In 1974, the U.S. Department of Transportation commissioned AIGA to produce Symbol Signs — a standardized set of 34 symbols for the Interstate Highway System. Five years later, 16 more symbols were added to complete what’s become known as “the Helvetica of pictograms” — a 50-piece symbol set so iconic and universally pervasive it has become an integral part of our visual language.

But beyond their practical application, Symbol Signs have amassed a cultish following in the design community, generating derivative work ranging from the quirky to the wildly creative.
Artist Iain Anderson’s symbol-based short film, Airport, was a finalist in the 2005 Sydney Film Festival.

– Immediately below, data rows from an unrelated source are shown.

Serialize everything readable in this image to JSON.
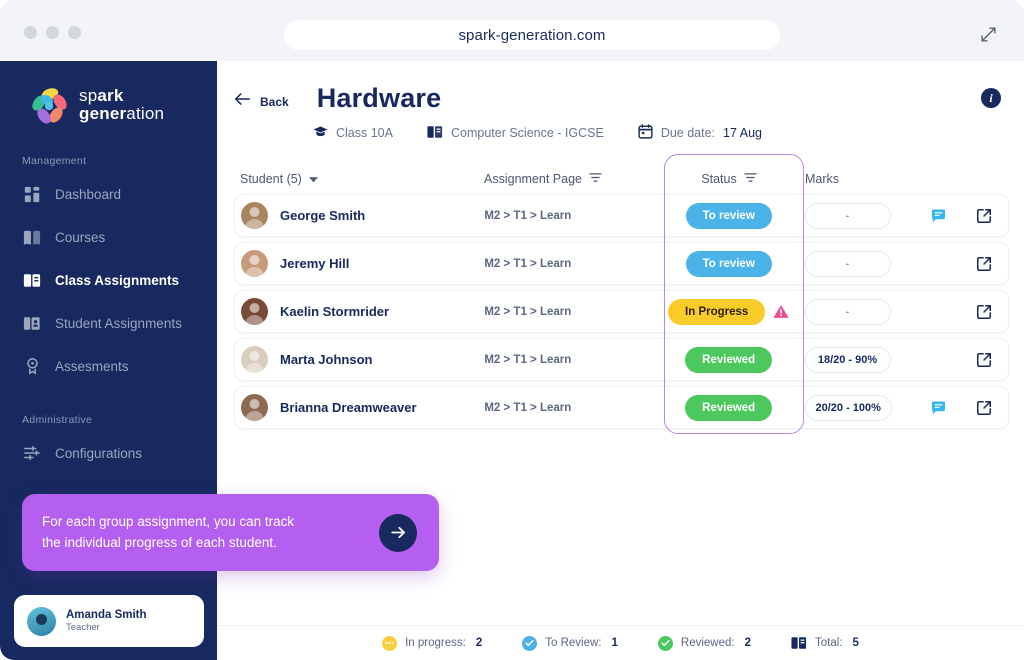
{
  "browser": {
    "url": "spark-generation.com",
    "expand_icon": "expand-diagonal-icon",
    "traffic_lights": 3
  },
  "sidebar": {
    "logo": {
      "line1_light": "sp",
      "line1_bold": "ark",
      "line2_bold": "gener",
      "line2_light": "ation"
    },
    "sections": [
      {
        "label": "Management",
        "items": [
          {
            "label": "Dashboard",
            "icon": "grid-icon",
            "active": false
          },
          {
            "label": "Courses",
            "icon": "book-icon",
            "active": false
          },
          {
            "label": "Class Assignments",
            "icon": "open-book-icon",
            "active": true
          },
          {
            "label": "Student Assignments",
            "icon": "book-person-icon",
            "active": false
          },
          {
            "label": "Assesments",
            "icon": "medal-icon",
            "active": false
          }
        ]
      },
      {
        "label": "Administrative",
        "items": [
          {
            "label": "Configurations",
            "icon": "sliders-icon",
            "active": false
          }
        ]
      }
    ],
    "user": {
      "name": "Amanda Smith",
      "role": "Teacher"
    }
  },
  "callout": {
    "line1": "For each group assignment, you can track",
    "line2": "the individual progress of each student.",
    "next_icon": "arrow-right-icon",
    "color": "#b55ff0"
  },
  "header": {
    "back_label": "Back",
    "title": "Hardware",
    "info_icon": "info-icon",
    "meta": [
      {
        "icon": "graduation-cap-icon",
        "label": "Class 10A"
      },
      {
        "icon": "book-icon",
        "label": "Computer Science - IGCSE"
      },
      {
        "icon": "calendar-icon",
        "label": "Due date:",
        "value": "17 Aug"
      }
    ]
  },
  "table": {
    "columns": [
      {
        "key": "student",
        "label": "Student (5)",
        "icon": "chevron-down-icon"
      },
      {
        "key": "page",
        "label": "Assignment Page",
        "icon": "filter-icon"
      },
      {
        "key": "status",
        "label": "Status",
        "icon": "filter-icon"
      },
      {
        "key": "marks",
        "label": "Marks",
        "icon": null
      }
    ],
    "status_column_highlighted": true,
    "highlight_color": "#bb85e8",
    "rows": [
      {
        "name": "George Smith",
        "page": "M2 > T1 > Learn",
        "status": "To review",
        "status_color": "#4cb3e8",
        "status_text_color": "#ffffff",
        "warning": false,
        "marks": "-",
        "marks_empty": true,
        "has_comment": true,
        "avatar_bg": "#a9845f"
      },
      {
        "name": "Jeremy Hill",
        "page": "M2 > T1 > Learn",
        "status": "To review",
        "status_color": "#4cb3e8",
        "status_text_color": "#ffffff",
        "warning": false,
        "marks": "-",
        "marks_empty": true,
        "has_comment": false,
        "avatar_bg": "#c79a7c"
      },
      {
        "name": "Kaelin Stormrider",
        "page": "M2 > T1 > Learn",
        "status": "In Progress",
        "status_color": "#facc29",
        "status_text_color": "#2c2303",
        "warning": true,
        "marks": "-",
        "marks_empty": true,
        "has_comment": false,
        "avatar_bg": "#7a4a38"
      },
      {
        "name": "Marta Johnson",
        "page": "M2 > T1 > Learn",
        "status": "Reviewed",
        "status_color": "#4cc85f",
        "status_text_color": "#ffffff",
        "warning": false,
        "marks": "18/20 - 90%",
        "marks_empty": false,
        "has_comment": false,
        "avatar_bg": "#d8cdbe"
      },
      {
        "name": "Brianna Dreamweaver",
        "page": "M2 > T1 > Learn",
        "status": "Reviewed",
        "status_color": "#4cc85f",
        "status_text_color": "#ffffff",
        "warning": false,
        "marks": "20/20 - 100%",
        "marks_empty": false,
        "has_comment": true,
        "avatar_bg": "#8d6a52"
      }
    ],
    "row_actions": {
      "comment_icon": "comment-icon",
      "open_icon": "external-link-icon"
    }
  },
  "footer": {
    "stats": [
      {
        "icon": "in-progress-icon",
        "color": "#f9cf3e",
        "label": "In progress:",
        "value": "2"
      },
      {
        "icon": "to-review-icon",
        "color": "#4cb3e8",
        "label": "To Review:",
        "value": "1"
      },
      {
        "icon": "reviewed-icon",
        "color": "#4cc85f",
        "label": "Reviewed:",
        "value": "2"
      },
      {
        "icon": "book-icon",
        "color": "#17295e",
        "label": "Total:",
        "value": "5"
      }
    ]
  }
}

And Norwegian designer Timo Arnall created The Adventures of Helvetica Man — a Flickr set paying tribute to the main hero of the Symbol Signs.
A few weeks ago, we tweet-raved about Symbolic Gestures — a wonderful exposé on all the creative ways in which the National Park Service has adapted the iconic symbols to convey a wide and incredibly rich range of contexts.

And non-traditional eco getup Green Thing used Symbol Signs as a storytelling device in a brilliant short film for one of their seven green actions, Walk The Walk.
Download the 50 original Symbol Signs from the AIGA website — they’ve been released into the public domain, free and available with no copyright in EPS and GIF formats — and see what story you can weave.
Whether you get stuck or inspired, it’s worth checking out 1,000 Icons, Symbols, and Pictograms: Visual Communications for Every Language — a fantastic book on, well, exactly what the title promises.